Sobredosagem e resposta em caso de emergência

Sobredosagem e Quando Procurar Ajuda

O perfil oficial para a sobredosagem de Arista (Tadalafil) estabelece que o quadro clínico consiste, principalmente, num aumento da incidência e gravidade dos efeitos adversos já conhecidos, tais como a descida da pressão arterial (hipotensão), cefaleias (dores de cabeça), rubor e mialgia (dores musculares).

É necessária assistência médica imediata perante eventos graves específicos documentados nas informações do medicamento:

Manifestação Grave Ação Recomendada
Ereção com duração superior a quatro horas (Priapismo) Procurar assistência médica imediata
Perda súbita de visão ou audição Consultar um médico imediatamente

A gestão de uma sobredosagem de Tadalafil baseia-se inteiramente em medidas de suporte e sintomáticas padrão, uma vez que, oficialmente, não se conhece um antídoto específico para o fármaco. Observa-se igualmente que a hemodiálise contribui de forma negligenciável para a remoção do medicamento da corrente sanguínea.

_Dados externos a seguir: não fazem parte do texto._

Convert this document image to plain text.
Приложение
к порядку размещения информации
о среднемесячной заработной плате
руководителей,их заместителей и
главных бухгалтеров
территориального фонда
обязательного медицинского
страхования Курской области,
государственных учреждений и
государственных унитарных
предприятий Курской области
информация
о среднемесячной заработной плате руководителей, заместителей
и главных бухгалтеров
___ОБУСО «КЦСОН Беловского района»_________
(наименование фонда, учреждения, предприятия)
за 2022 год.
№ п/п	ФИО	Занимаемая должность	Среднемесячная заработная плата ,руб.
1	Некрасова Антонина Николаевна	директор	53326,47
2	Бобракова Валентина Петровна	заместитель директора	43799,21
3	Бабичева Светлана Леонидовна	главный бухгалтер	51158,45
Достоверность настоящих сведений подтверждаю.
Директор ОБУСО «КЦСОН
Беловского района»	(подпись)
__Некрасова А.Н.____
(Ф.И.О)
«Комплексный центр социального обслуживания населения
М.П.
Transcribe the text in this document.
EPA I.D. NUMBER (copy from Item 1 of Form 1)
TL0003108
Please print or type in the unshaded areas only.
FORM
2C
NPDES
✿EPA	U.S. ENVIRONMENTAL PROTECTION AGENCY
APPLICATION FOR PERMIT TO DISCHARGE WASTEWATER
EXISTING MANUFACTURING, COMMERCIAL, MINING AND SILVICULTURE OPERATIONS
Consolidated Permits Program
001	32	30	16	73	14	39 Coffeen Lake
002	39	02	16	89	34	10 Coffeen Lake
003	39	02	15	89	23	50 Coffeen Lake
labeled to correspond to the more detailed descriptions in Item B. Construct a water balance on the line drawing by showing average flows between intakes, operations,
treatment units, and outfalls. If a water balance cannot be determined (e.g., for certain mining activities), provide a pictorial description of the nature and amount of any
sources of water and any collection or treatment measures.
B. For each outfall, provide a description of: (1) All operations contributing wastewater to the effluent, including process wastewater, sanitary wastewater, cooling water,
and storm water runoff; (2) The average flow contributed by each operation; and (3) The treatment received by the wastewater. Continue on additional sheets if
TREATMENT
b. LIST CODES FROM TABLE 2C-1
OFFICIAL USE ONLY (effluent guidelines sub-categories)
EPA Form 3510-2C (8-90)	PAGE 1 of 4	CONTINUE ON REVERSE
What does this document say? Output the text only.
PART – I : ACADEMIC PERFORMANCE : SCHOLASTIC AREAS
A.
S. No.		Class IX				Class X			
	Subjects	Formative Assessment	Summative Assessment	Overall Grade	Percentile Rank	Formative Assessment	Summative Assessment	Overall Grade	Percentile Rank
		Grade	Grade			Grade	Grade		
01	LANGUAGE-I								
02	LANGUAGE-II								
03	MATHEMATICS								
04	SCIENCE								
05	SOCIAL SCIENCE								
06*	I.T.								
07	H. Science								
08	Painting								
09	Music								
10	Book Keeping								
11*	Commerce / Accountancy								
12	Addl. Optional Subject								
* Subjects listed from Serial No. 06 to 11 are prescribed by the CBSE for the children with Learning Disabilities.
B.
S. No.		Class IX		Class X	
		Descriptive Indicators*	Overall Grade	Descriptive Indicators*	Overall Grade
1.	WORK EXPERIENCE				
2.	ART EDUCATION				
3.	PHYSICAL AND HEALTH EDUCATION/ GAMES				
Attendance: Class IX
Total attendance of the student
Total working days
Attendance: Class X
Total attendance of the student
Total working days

O risco de sobredosagem é mais elevado em certas populações devido a dificuldades na eliminação do fármaco. A utilização de Tadalafil não é recomendada em doentes com insuficiência renal grave ou insuficiência hepática grave (Child-Pugh Classe C), dada a existência de um aumento significativo da exposição sistémica nestes grupos.

Usos terapêuticos de Arista

O Arista é frequentemente utilizado para auxiliar no alívio de certos sintomas angustiantes em três domínios clínicos distintos, nos quais a gestão sintomática de suporte é considerada adequada. O medicamento é habitualmente empregue para ajudar com sintomas associados à Disfunção Erétil (DE), aos Sintomas do Trato Urinário Inferior (STUI) associados à Hiperplasia Benigna da Próstata (HBP), e a certas manifestações de Hipertensão Arterial Pulmonar (HAP).

Visão Geral dos Domínios Terapêuticos

O medicamento pode ser aplicado em áreas onde a gestão de suporte dos sintomas é apropriada. No caso dos homens, o Arista pode auxiliar na gestão de sintomas relacionados com o comprometimento da rigidez peniana, o que apoia o bem-estar geral durante as fases sintomáticas e contribui para atenuar a carga global dos sintomas. Quando utilizado para a HBP, aborda grupos de sintomas que interferem com o conforto diário, tais como a noctúria e o fluxo urinário fraco. No contexto da HAP, é aplicado durante as fases em que os sintomas se tornam mais percetíveis, como a falta de ar durante o esforço. O uso terapêutico está associado ao alívio sintomático em domínios-chave.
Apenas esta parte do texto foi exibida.